The studentloanborrowerassistance.org group also has this to say about collection on private student loans.
There is a time limit for private student loan collection and private collectors do not have as many collection tools as the government.   Lawsuits are the main collection tools that private student lenders have.
This does not mean that private student loans are better than government loans. In fact, government loans are usually more affordable and have a lot more borrower protections. However, it is true that if you default, the government has a lot more ways to come after you than private lenders do. Regardless of whether the loan is private or government, it is very difficult to discharge in bankruptcy.

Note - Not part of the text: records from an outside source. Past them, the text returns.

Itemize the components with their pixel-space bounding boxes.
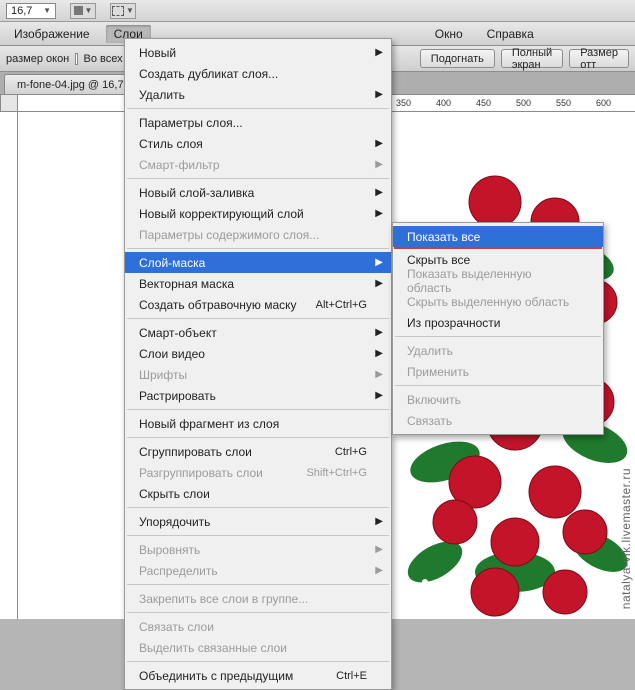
dashed-rect-icon: [112, 6, 124, 16]
ruler-tick: 500: [516, 98, 531, 108]
mi-mask-link: Связать: [393, 410, 603, 431]
layers-menu: Новый▶ Создать дубликат слоя... Удалить▶…: [124, 38, 392, 690]
mi-mask-delete: Удалить: [393, 340, 603, 361]
submenu-arrow-icon: ▶: [375, 565, 383, 576]
separator: [395, 385, 601, 386]
separator: [127, 507, 389, 508]
resize-windows-label: размер окон: [6, 53, 69, 65]
separator: [127, 248, 389, 249]
separator: [127, 612, 389, 613]
menu-image[interactable]: Изображение: [6, 25, 98, 43]
submenu-arrow-icon: ▶: [375, 257, 383, 268]
separator: [127, 409, 389, 410]
separator: [127, 178, 389, 179]
mi-ungroup: Разгруппировать слоиShift+Ctrl+G: [125, 462, 391, 483]
separator: [127, 108, 389, 109]
mi-layer-style[interactable]: Стиль слоя▶: [125, 133, 391, 154]
submenu-arrow-icon: ▶: [375, 187, 383, 198]
mi-link: Связать слои: [125, 616, 391, 637]
submenu-arrow-icon: ▶: [375, 327, 383, 338]
square-icon: [74, 6, 83, 15]
mi-fill-layer[interactable]: Новый слой-заливка▶: [125, 182, 391, 203]
submenu-arrow-icon: ▶: [375, 89, 383, 100]
mi-lock-group: Закрепить все слои в группе...: [125, 588, 391, 609]
submenu-arrow-icon: ▶: [375, 390, 383, 401]
mi-select-linked: Выделить связанные слои: [125, 637, 391, 658]
mi-adj-layer[interactable]: Новый корректирующий слой▶: [125, 203, 391, 224]
mi-smart-filter: Смарт-фильтр▶: [125, 154, 391, 175]
mi-content-params: Параметры содержимого слоя...: [125, 224, 391, 245]
separator: [127, 535, 389, 536]
submenu-arrow-icon: ▶: [375, 544, 383, 555]
separator: [127, 318, 389, 319]
shortcut: Ctrl+E: [336, 670, 367, 682]
mi-rasterize[interactable]: Растрировать▶: [125, 385, 391, 406]
submenu-arrow-icon: ▶: [375, 348, 383, 359]
mi-mask-enable: Включить: [393, 389, 603, 410]
chevron-down-icon: ▼: [126, 6, 134, 15]
mi-duplicate[interactable]: Создать дубликат слоя...: [125, 63, 391, 84]
chevron-down-icon: ▼: [43, 6, 51, 15]
menu-window[interactable]: Окно: [427, 25, 471, 43]
mi-merge-down[interactable]: Объединить с предыдущимCtrl+E: [125, 665, 391, 686]
print-size-button[interactable]: Размер отт: [569, 49, 629, 68]
shortcut: Ctrl+G: [335, 446, 367, 458]
mi-layer-mask[interactable]: Слой-маска▶: [125, 252, 391, 273]
fullscreen-button[interactable]: Полный экран: [501, 49, 563, 68]
mi-fonts: Шрифты▶: [125, 364, 391, 385]
submenu-arrow-icon: ▶: [375, 369, 383, 380]
mi-show-all[interactable]: Показать все: [393, 226, 603, 247]
mi-new-fragment[interactable]: Новый фрагмент из слоя: [125, 413, 391, 434]
separator: [127, 584, 389, 585]
submenu-arrow-icon: ▶: [375, 47, 383, 58]
shortcut: Shift+Ctrl+G: [306, 467, 367, 479]
watermark: natalya-vik.livemaster.ru: [619, 468, 633, 609]
mi-show-selection: Показать выделенную область: [393, 270, 603, 291]
mi-hide-selection: Скрыть выделенную область: [393, 291, 603, 312]
view-mode-button-1[interactable]: ▼: [70, 3, 96, 19]
mi-new[interactable]: Новый▶: [125, 42, 391, 63]
font-size-value: 16,7: [11, 5, 32, 17]
ruler-tick: 350: [396, 98, 411, 108]
mi-delete[interactable]: Удалить▶: [125, 84, 391, 105]
separator: [395, 336, 601, 337]
mi-clipping-mask[interactable]: Создать обтравочную маскуAlt+Ctrl+G: [125, 294, 391, 315]
mi-mask-apply: Применить: [393, 361, 603, 382]
font-size-combo[interactable]: 16,7 ▼: [6, 3, 56, 19]
all-windows-checkbox[interactable]: [75, 53, 77, 65]
submenu-arrow-icon: ▶: [375, 138, 383, 149]
mi-hide[interactable]: Скрыть слои: [125, 483, 391, 504]
font-size-bar: 16,7 ▼ ▼ ▼: [0, 0, 635, 22]
submenu-arrow-icon: ▶: [375, 516, 383, 527]
mi-distribute: Распределить▶: [125, 560, 391, 581]
submenu-arrow-icon: ▶: [375, 208, 383, 219]
fit-button[interactable]: Подогнать: [420, 49, 495, 68]
shortcut: Alt+Ctrl+G: [316, 299, 367, 311]
vertical-ruler[interactable]: [0, 112, 18, 619]
mi-smart-object[interactable]: Смарт-объект▶: [125, 322, 391, 343]
ruler-corner: [0, 94, 18, 112]
mi-align: Выровнять▶: [125, 539, 391, 560]
ruler-tick: 400: [436, 98, 451, 108]
separator: [127, 437, 389, 438]
mi-from-transparency[interactable]: Из прозрачности: [393, 312, 603, 333]
menu-help[interactable]: Справка: [479, 25, 542, 43]
separator: [127, 661, 389, 662]
view-mode-button-2[interactable]: ▼: [110, 3, 136, 19]
ruler-tick: 450: [476, 98, 491, 108]
chevron-down-icon: ▼: [85, 6, 93, 15]
mi-arrange[interactable]: Упорядочить▶: [125, 511, 391, 532]
mi-video-layers[interactable]: Слои видео▶: [125, 343, 391, 364]
mi-group[interactable]: Сгруппировать слоиCtrl+G: [125, 441, 391, 462]
ruler-tick: 550: [556, 98, 571, 108]
submenu-arrow-icon: ▶: [375, 278, 383, 289]
mi-vector-mask[interactable]: Векторная маска▶: [125, 273, 391, 294]
submenu-arrow-icon: ▶: [375, 159, 383, 170]
mi-layer-params[interactable]: Параметры слоя...: [125, 112, 391, 133]
layer-mask-submenu: Показать все Скрыть все Показать выделен…: [392, 222, 604, 435]
ruler-tick: 600: [596, 98, 611, 108]
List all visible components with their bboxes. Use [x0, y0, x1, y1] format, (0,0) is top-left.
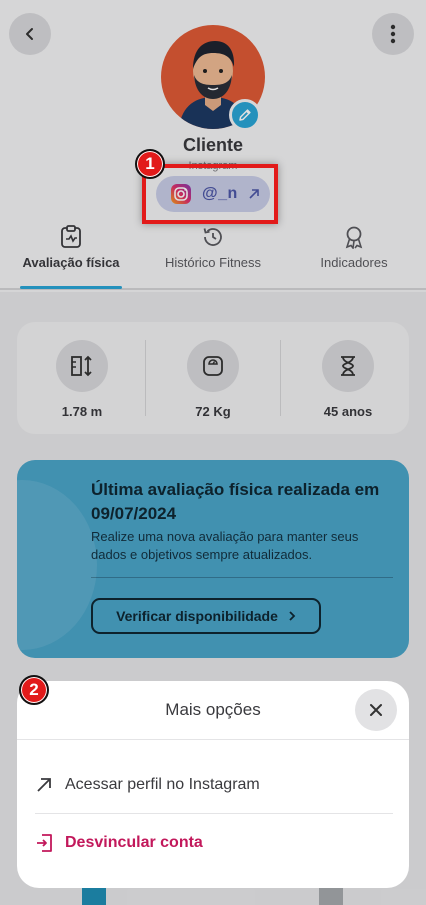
menu-item-label: Desvincular conta	[65, 834, 203, 851]
divider	[17, 739, 409, 740]
annotation-marker-2: 2	[19, 675, 49, 705]
logout-icon	[37, 834, 52, 852]
more-options-sheet: Mais opções Acessar perfil no Instagram …	[17, 681, 409, 888]
menu-item-label: Acessar perfil no Instagram	[65, 776, 260, 793]
unlink-account-item[interactable]: Desvincular conta	[35, 823, 395, 863]
open-instagram-profile-item[interactable]: Acessar perfil no Instagram	[35, 765, 395, 805]
annotation-marker-1: 1	[135, 149, 165, 179]
sheet-title: Mais opções	[165, 700, 261, 719]
close-icon	[370, 704, 382, 716]
divider	[35, 813, 393, 814]
annotation-highlight-box	[142, 164, 278, 224]
close-button[interactable]	[355, 689, 397, 731]
arrow-up-right-icon	[37, 778, 51, 792]
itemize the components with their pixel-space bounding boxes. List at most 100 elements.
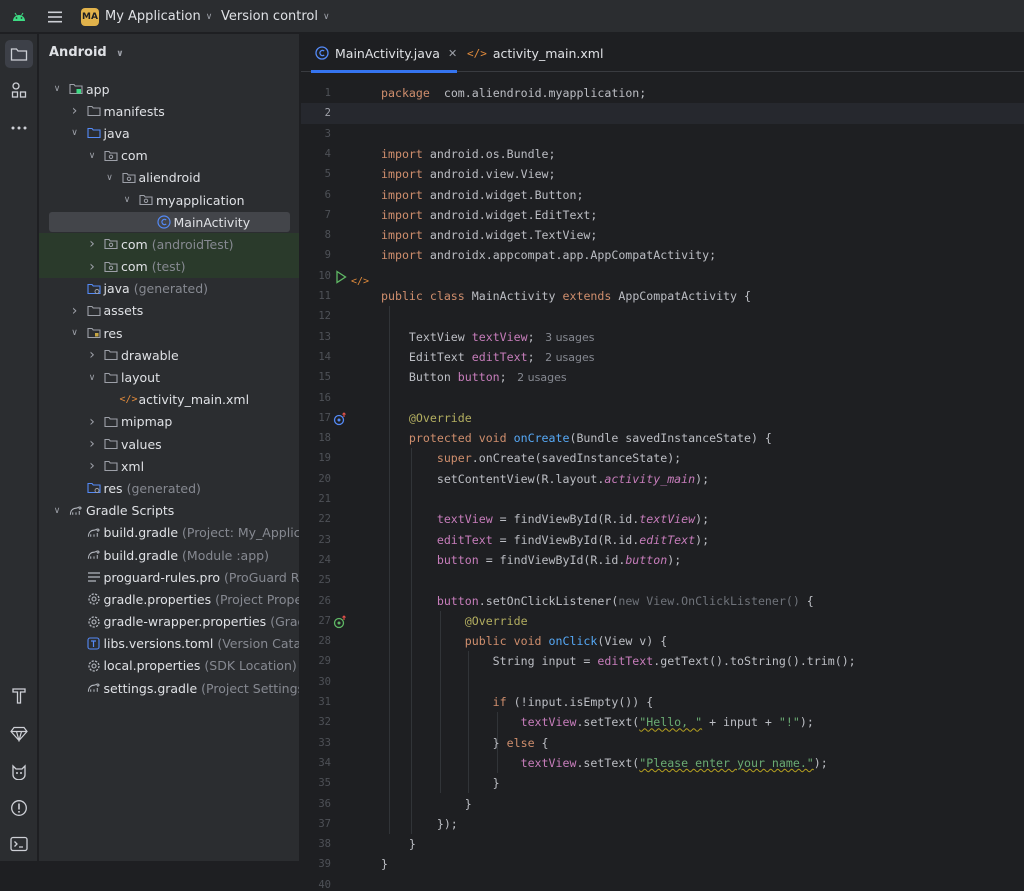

The time limits on how long private student lenders can try to collect vary by state, but are usually about six years after default. You should contact an attorney in your state to find out more about time limits (also called statutes of limitations).
This time limit gives the lender a certain amount of time to sue. If the lender sues during this time and gets a judgment, the amount of time the lender is given to enforce the judgment varies by state. Depending on the state, a creditor may have from five to as much as twenty years to enforce a court judgment. In most states, the creditor is allowed to keep renewing the judgment which basically gives the creditor an unlimited amount of time to try to collect.  State exemption laws determine what type of property, if any, a creditor with a judgment can take.
Private lenders will often hire collection agencies. You have the same rights as with government loans to fight back against any harassment or abuse. The main collection tool private lenders have is to sue you in court. Find out more about how to fight back in court.
Any collection fees for private loans should be stated in the loan agreement. The lender should not be allowed to charge collection fees unless there is a provision like Section L in this agreement. There may also be other laws in your state that place restrictions on the amount of collection fees that private creditors can charge.
Private lenders may negotiate with you to set up a repayment plan or otherwise settle your debt.

If you find yourself having to deal with legal actions taken against you, it may be time to consult an experienced collections lawyer.